Take a look at the tech world today. It’s clear that the landscape has changed dramatically in just a few years. While data protection used to dominate the conversation, we now face a broader challenge. We’re not just talking about protecting personal data anymore; we have to navigate a tangled web of laws and regulations that govern data in all its forms. Some of these laws focus specifically on data, especially in the digital space, but there’s a growing emphasis on artificial intelligence (AI) as well.
The UK government is rolling out its Data Use and Access Bill, which could signal a more unified approach in the tech sector. However, the reality is that global regulation of data and AI feels more like a chaotic intersection than a clear path forward. Many people think the GDPR marked the beginning of data regulation, but that’s not true. The 1998 Data Protection Act laid the groundwork in the UK, long before GDPR was introduced. The GDPR didn’t drastically change what we already knew about data protection, but it did bring two major shifts: it ramped up the penalties for companies that fail to comply and placed data protection firmly on the global stage, making it a topic of discussion worldwide.
The EU has been a leader in data protection, but will it also lead in AI regulation? Since 2018, we’ve seen an influx of new data protection laws influenced by European standards. These laws may vary but often share similar principles. Now, with the surge of generative AI, countries around the world are starting to consider how to regulate this technology.
Europe is once again trying to take the lead with its new AI Act. It’s moving faster than the GDPR’s adoption, fueled by the current excitement over AI. However, the buzz often leads to exaggerated promises. While Europe aims for its AI Act to have a global impact like the GDPR, it’s hard to predict whether it will truly succeed. The global community seems far from reaching a consensus on whether specific AI regulations are even necessary, let alone what those regulations should look like.
As Professor Anu Bradford from Columbia University points out, we can see three main regulatory approaches around the world. In the US, we have a company-driven approach. China has a state-led framework, while Europe focuses on rights. Each approach has its benefits and drawbacks, and these differences highlight a larger unresolved issue. Will regulatory success depend on assessing risks or focusing on outcomes? A lot hinges on whether lawmakers prioritize managing AI risks or fostering innovation and flexibility.

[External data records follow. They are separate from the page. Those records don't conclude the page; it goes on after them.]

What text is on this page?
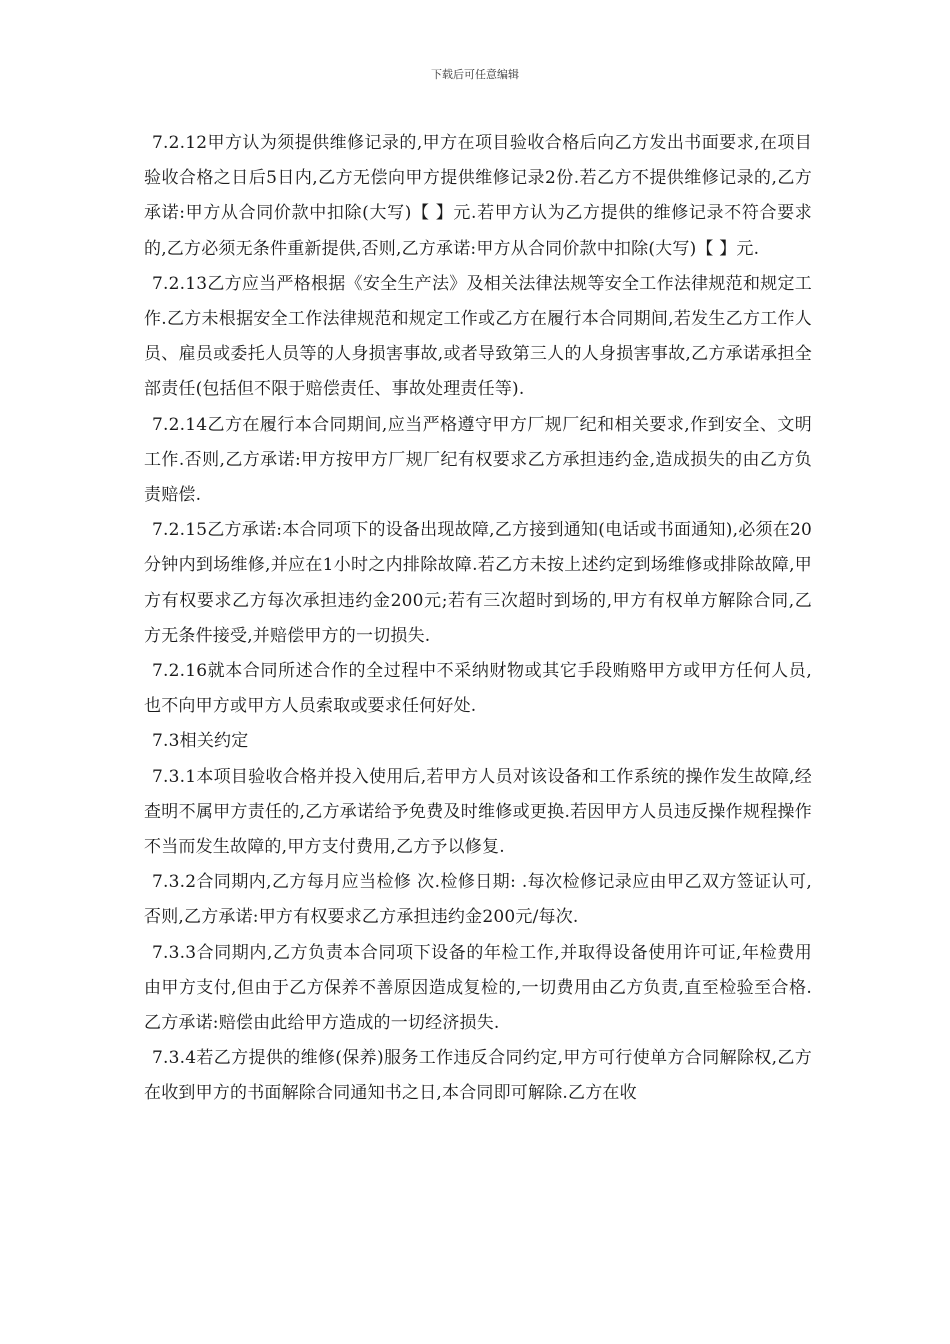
下载后可任意编辑

7.2.12甲方认为须提供维修记录的,甲方在项目验收合格后向乙方发出书面要求,在项目验收合格之日后5日内,乙方无偿向甲方提供维修记录2份.若乙方不提供维修记录的,乙方承诺:甲方从合同价款中扣除(大写)【 】元.若甲方认为乙方提供的维修记录不符合要求的,乙方必须无条件重新提供,否则,乙方承诺:甲方从合同价款中扣除(大写)【 】元.

7.2.13乙方应当严格根据《安全生产法》及相关法律法规等安全工作法律规范和规定工作.乙方未根据安全工作法律规范和规定工作或乙方在履行本合同期间,若发生乙方工作人员、雇员或委托人员等的人身损害事故,或者导致第三人的人身损害事故,乙方承诺承担全部责任(包括但不限于赔偿责任、事故处理责任等).

7.2.14乙方在履行本合同期间,应当严格遵守甲方厂规厂纪和相关要求,作到安全、文明工作.否则,乙方承诺:甲方按甲方厂规厂纪有权要求乙方承担违约金,造成损失的由乙方负责赔偿.

7.2.15乙方承诺:本合同项下的设备出现故障,乙方接到通知(电话或书面通知),必须在20分钟内到场维修,并应在1小时之内排除故障.若乙方未按上述约定到场维修或排除故障,甲方有权要求乙方每次承担违约金200元;若有三次超时到场的,甲方有权单方解除合同,乙方无条件接受,并赔偿甲方的一切损失.

7.2.16就本合同所述合作的全过程中不采纳财物或其它手段贿赂甲方或甲方任何人员,也不向甲方或甲方人员索取或要求任何好处.

7.3相关约定

7.3.1本项目验收合格并投入使用后,若甲方人员对该设备和工作系统的操作发生故障,经查明不属甲方责任的,乙方承诺给予免费及时维修或更换.若因甲方人员违反操作规程操作不当而发生故障的,甲方支付费用,乙方予以修复.

7.3.2合同期内,乙方每月应当检修 次.检修日期: .每次检修记录应由甲乙双方签证认可,否则,乙方承诺:甲方有权要求乙方承担违约金200元/每次.

7.3.3合同期内,乙方负责本合同项下设备的年检工作,并取得设备使用许可证,年检费用由甲方支付,但由于乙方保养不善原因造成复检的,一切费用由乙方负责,直至检验至合格.乙方承诺:赔偿由此给甲方造成的一切经济损失.

7.3.4若乙方提供的维修(保养)服务工作违反合同约定,甲方可行使单方合同解除权,乙方在收到甲方的书面解除合同通知书之日,本合同即可解除.乙方在收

Professor Lilian Edwards suggests another perspective, arguing for ‘the good old fashioned law approach.’ We already have laws addressing data protection, intellectual property, consumer rights, and anti-discrimination. If these laws are in place, why do we need new ones just for AI?
But it doesn’t stop there. Each of these approaches has its own set of complexities, making the global AI regulatory scene look like a sprawling puzzle where the pieces don’t quite fit together. The navigation of diverse data protection laws has been tricky, but AI regulations are shaping up to be an even greater challenge. Global organizations now find themselves unsure about their obligations under AI regulations. As we try to decipher this landscape, it becomes clear that we’re not necessarily on a road to nowhere, but we definitely need time to figure things out.